In an attempt to start to manage the high number of physician-industry relationships,⁵⁹ state legislation, as of 2007, had been enacted in five states (Minnesota, California, Maine, Vermont, and West Virginia) and the District of Columbia that mandated disclosure payments made to physicians by pharmaceutical companies⁶⁰; the disclosures in Vermont and Minnesota were intended to be made public. While an analysis of the public records in Vermont and Minnesota has revealed considerable payments of $100 or more to physicians, the laws in these states have failed to provide the full disclosures to the public.⁶⁰ While these so-called sunshine laws have allowed some light to shine on the problem, they need to be refined to allow more transparency.^61,62 Perhaps, the Physician Payments Sunshine Act⁶² sponsored by Senators Grassley and Kohl that is being considered by Congress will provide the needed transparency.

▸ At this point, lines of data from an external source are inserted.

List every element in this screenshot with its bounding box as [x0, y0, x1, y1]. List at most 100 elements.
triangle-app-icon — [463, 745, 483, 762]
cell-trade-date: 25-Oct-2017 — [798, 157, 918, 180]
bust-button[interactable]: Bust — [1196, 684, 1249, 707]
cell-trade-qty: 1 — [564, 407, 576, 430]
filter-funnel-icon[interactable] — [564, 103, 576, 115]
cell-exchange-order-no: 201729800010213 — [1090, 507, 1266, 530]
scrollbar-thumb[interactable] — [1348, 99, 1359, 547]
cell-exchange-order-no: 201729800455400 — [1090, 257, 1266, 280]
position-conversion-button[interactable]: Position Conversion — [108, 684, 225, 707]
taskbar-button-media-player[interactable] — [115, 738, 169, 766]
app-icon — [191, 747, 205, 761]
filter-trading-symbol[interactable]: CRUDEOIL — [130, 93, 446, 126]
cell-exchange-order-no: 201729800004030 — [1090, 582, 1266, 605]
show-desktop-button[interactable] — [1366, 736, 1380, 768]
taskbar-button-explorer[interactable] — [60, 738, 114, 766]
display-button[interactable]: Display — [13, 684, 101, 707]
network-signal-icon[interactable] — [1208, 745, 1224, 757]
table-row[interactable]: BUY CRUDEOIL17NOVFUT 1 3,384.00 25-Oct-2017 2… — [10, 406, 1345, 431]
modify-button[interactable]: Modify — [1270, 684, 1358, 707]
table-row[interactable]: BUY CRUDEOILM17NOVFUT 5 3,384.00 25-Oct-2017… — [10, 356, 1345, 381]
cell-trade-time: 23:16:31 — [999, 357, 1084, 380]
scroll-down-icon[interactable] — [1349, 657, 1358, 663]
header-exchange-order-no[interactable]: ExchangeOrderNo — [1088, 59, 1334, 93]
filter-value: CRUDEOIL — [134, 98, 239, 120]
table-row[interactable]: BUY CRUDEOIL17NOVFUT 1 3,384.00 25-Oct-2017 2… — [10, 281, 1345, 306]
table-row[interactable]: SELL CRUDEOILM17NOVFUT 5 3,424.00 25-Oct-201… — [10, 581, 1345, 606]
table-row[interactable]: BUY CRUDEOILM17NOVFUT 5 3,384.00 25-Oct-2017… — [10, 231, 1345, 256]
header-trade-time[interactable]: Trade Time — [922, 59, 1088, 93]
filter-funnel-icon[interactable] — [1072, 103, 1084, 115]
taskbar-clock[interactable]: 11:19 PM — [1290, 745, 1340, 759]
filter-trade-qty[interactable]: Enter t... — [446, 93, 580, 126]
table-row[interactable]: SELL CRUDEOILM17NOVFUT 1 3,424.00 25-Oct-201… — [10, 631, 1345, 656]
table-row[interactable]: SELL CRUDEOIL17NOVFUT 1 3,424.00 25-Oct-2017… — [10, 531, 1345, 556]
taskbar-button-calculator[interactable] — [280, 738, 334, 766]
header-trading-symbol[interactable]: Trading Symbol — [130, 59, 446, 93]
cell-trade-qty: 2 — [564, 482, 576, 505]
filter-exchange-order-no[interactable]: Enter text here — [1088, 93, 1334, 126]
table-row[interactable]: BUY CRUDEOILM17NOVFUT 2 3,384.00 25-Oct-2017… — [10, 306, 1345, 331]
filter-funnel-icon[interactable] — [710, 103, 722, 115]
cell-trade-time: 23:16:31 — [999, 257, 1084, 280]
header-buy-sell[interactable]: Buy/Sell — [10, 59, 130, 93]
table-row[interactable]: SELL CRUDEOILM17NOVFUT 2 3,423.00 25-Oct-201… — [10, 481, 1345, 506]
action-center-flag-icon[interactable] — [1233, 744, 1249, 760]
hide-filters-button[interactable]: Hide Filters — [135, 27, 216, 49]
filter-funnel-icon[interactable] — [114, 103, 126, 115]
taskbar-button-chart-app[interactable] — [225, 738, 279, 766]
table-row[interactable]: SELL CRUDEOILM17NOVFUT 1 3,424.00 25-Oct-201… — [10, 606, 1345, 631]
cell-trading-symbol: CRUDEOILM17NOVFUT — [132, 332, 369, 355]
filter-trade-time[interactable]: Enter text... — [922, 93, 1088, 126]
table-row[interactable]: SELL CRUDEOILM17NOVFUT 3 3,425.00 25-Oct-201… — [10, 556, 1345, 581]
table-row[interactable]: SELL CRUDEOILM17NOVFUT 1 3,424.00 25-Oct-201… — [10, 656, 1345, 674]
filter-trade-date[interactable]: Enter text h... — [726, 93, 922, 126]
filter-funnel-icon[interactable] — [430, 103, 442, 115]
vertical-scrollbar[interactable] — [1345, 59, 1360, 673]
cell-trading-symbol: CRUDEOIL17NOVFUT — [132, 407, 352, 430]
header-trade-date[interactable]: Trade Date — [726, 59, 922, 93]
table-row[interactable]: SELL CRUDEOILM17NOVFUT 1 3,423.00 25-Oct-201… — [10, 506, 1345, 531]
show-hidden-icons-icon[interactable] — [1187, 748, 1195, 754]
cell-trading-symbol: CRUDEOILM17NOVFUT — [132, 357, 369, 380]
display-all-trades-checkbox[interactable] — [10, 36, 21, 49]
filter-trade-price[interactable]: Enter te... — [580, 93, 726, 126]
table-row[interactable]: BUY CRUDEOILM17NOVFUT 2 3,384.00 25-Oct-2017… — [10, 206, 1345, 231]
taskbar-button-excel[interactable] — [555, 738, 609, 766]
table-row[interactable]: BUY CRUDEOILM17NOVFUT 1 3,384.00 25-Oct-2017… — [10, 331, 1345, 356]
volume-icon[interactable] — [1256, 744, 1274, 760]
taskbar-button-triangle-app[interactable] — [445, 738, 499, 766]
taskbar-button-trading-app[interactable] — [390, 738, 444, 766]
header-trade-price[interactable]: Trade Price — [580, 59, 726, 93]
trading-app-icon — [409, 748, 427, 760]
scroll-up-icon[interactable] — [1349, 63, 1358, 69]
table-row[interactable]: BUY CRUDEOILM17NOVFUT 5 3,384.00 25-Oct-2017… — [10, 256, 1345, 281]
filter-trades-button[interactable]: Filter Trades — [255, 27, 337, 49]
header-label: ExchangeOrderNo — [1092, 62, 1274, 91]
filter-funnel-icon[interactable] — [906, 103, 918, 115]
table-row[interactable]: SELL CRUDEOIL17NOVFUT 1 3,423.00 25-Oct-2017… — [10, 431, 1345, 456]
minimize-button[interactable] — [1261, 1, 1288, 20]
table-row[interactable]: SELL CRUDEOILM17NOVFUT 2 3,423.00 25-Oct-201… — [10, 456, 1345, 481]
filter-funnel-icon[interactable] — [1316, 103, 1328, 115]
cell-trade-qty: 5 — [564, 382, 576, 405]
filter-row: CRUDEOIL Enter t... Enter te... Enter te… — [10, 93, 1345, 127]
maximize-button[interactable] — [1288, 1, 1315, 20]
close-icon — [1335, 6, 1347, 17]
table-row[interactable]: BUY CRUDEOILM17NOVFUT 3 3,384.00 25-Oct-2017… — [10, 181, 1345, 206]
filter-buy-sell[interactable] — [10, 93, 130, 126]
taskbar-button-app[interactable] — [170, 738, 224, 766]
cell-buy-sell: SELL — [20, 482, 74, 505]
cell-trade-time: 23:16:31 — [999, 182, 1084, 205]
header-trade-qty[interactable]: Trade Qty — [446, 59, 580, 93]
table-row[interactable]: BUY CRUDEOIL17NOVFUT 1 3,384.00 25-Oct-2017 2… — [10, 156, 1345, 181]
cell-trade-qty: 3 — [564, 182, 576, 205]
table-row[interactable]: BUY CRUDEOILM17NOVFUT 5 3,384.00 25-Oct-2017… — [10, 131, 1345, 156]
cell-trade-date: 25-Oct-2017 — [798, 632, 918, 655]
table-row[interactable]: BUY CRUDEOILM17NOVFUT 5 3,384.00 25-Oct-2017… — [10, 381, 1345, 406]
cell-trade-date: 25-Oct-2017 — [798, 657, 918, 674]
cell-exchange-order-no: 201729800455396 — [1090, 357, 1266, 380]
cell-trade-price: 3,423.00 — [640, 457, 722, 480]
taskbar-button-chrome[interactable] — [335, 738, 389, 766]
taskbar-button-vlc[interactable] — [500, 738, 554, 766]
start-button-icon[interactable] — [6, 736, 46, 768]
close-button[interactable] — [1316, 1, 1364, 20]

In order to mitigate COIs in the reporting of scientific information, we believe that a multipronged combination approach (Table 1) is needed. We have also come to appreciate that disclosure is not enough. Studies⁶³ suggest that some authors are relieved of guilt in perpetrating unethical acts because they have disclosed a potential COI, implying that the journal, reviewers, and readers should have known that the data were biased.

Marcia Angell recently stated⁶⁴ the following: “It would be naïve to conclude that bias is only a matter of a few isolated instances. It permeates the entire system.” “Physicians can no longer rely on the medical literature for valid and reliable information.” “Clinicians just do not know anymore how safe and effective prescription drugs really are, but the products are probably nowhere near as good as the published literature indicates.” “It is more than a matter of perception or appearances; it is a matter of public health.” While Dr. Angell has summarized in stark terms where we have been, we believe that corrective strategies are in place and that things will improve. However, we should not delude ourselves into thinking that transparent disclosures of COIs is enough or that unethical behavior is a priori intuitively obvious to those who perpetrate it.